The Outfit (in theaters)

Sometimes, the best thing about a movie is watching a particular actor strut their stuff.

Though the movie has other charms, the real reason to watch “The Outfit” is watching Mark Rylance do what he does best. He’s quietly electric every moment he’s onscreen, a subtle engine still powerful enough to drive the story. The twisty, theatrical thriller can drag at times, but never when Rylance is the focus.

In the movie, which opens in theaters this weekend, he plays a tailor with a mysterious past who makes fancy suits for the mob. When a mobster’s son makes him stitch up a gunshot wound, he overhears a secret he’s not supposed to know and gets caught up in a web of intrigue. Who’s lying to who, and what will it take to survive the night?

The movie is incredibly theatrical, with closeups being the main difference between this and watching a stage play. That’s a good thing when it comes to Rylance, who fills his performance with nuances that clue you in to what’s happening even when the script doesn’t. Of course, you might not want to trust his clues, since he layers his performance to the point that you’re never sure what’s true and what’s a carefully tailored lie.

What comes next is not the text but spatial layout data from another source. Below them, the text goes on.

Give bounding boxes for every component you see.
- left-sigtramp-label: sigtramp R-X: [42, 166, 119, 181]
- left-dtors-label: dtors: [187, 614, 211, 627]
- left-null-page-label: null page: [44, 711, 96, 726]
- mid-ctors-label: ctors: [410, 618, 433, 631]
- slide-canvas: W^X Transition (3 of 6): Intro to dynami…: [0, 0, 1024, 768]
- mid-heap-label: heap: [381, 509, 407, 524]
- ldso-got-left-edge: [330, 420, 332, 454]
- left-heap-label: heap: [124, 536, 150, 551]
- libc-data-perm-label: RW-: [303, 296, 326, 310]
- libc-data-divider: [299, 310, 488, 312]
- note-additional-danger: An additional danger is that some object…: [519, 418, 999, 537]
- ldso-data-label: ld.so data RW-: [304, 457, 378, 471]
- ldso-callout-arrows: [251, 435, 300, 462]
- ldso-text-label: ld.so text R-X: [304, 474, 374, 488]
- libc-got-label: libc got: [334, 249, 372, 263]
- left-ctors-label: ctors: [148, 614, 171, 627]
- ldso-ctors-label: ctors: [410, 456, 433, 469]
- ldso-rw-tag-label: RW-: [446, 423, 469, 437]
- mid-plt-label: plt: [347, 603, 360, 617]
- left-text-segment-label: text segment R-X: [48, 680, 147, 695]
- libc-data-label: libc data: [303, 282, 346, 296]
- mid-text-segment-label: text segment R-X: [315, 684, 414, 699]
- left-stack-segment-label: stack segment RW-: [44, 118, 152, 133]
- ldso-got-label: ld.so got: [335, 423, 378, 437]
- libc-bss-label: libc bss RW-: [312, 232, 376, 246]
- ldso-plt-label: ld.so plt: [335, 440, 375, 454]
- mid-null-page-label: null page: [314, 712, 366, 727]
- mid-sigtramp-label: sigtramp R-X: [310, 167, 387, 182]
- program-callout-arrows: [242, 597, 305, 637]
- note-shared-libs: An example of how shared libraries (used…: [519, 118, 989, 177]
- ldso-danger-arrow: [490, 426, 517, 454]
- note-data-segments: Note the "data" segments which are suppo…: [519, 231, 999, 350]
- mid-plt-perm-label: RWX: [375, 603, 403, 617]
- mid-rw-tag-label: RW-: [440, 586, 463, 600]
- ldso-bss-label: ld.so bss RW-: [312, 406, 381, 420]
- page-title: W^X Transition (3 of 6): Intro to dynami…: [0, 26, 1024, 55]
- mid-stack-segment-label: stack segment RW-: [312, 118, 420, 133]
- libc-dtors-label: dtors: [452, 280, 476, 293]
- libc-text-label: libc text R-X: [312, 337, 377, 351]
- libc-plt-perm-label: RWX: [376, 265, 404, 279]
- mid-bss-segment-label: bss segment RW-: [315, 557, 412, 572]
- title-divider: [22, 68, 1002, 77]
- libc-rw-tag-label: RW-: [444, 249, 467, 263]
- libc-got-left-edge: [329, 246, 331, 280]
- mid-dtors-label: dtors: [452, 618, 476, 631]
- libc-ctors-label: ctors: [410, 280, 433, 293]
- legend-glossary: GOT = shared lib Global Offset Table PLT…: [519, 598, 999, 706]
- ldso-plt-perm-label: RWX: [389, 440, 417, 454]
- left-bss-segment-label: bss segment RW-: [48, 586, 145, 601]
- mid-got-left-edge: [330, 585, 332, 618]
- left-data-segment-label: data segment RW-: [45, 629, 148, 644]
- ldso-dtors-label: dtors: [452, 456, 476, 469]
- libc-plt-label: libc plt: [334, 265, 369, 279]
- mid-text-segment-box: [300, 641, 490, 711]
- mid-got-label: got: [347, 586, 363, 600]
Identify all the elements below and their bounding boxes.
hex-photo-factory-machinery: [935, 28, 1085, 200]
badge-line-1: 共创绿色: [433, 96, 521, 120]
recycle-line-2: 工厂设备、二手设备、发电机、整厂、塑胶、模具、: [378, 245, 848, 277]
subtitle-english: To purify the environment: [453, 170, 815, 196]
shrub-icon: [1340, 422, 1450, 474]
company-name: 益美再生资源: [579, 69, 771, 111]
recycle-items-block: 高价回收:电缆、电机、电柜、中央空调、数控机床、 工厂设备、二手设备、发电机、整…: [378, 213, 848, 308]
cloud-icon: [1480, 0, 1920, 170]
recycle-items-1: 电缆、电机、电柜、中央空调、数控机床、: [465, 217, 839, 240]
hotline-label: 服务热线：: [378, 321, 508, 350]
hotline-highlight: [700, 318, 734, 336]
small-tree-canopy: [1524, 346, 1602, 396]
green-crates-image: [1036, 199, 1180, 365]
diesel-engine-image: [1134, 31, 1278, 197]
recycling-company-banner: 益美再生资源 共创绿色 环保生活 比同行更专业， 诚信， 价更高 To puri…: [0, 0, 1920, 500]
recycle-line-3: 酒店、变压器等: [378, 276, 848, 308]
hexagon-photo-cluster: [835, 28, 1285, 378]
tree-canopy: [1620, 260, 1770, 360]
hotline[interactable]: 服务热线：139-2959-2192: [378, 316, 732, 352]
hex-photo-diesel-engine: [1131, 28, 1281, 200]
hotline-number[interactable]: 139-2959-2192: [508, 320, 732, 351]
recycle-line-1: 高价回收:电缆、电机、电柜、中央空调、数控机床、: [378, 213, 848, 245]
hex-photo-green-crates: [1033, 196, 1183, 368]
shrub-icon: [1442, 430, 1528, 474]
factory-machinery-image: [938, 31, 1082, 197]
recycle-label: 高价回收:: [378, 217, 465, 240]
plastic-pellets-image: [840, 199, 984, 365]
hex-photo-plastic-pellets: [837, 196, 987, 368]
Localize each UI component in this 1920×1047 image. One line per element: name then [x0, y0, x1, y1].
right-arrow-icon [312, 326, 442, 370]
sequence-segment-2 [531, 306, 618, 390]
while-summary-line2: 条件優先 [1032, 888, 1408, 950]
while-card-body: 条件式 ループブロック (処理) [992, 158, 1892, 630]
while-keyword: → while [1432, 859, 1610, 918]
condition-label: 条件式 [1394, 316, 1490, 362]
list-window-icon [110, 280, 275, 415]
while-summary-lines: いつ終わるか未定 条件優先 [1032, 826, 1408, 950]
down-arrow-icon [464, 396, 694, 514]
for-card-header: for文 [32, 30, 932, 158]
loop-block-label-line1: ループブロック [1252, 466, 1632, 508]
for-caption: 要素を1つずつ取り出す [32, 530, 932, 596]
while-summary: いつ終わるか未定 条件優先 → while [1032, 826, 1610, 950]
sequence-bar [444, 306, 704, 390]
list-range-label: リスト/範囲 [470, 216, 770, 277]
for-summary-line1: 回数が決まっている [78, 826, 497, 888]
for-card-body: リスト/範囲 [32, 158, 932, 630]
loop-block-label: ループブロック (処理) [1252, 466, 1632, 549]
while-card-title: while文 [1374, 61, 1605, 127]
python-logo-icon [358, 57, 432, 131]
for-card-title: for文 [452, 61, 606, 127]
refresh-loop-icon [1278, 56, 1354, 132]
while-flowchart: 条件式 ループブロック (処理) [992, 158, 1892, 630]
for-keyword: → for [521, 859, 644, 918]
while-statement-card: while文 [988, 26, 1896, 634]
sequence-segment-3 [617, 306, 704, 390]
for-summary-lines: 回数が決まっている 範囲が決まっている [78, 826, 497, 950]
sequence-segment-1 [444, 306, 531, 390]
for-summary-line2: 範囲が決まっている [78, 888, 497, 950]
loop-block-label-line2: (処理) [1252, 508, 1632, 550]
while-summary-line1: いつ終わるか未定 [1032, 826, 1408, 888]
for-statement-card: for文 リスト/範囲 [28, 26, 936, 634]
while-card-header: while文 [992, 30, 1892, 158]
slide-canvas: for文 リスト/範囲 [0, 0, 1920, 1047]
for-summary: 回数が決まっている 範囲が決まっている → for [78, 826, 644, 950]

The movie shared some of the same tailoring, with twists that unspool like a clockwork machine. There are times when it ticks by much too slowly, leaning too hard into its theatrical nature through a seemingly endless string of conversations. Still, there’s a nice complexity to it that keeps your attention.

At the heart of it all is Rylance. Even if you don’t like anything else about the movie, it’s hard not to love watching a master at work.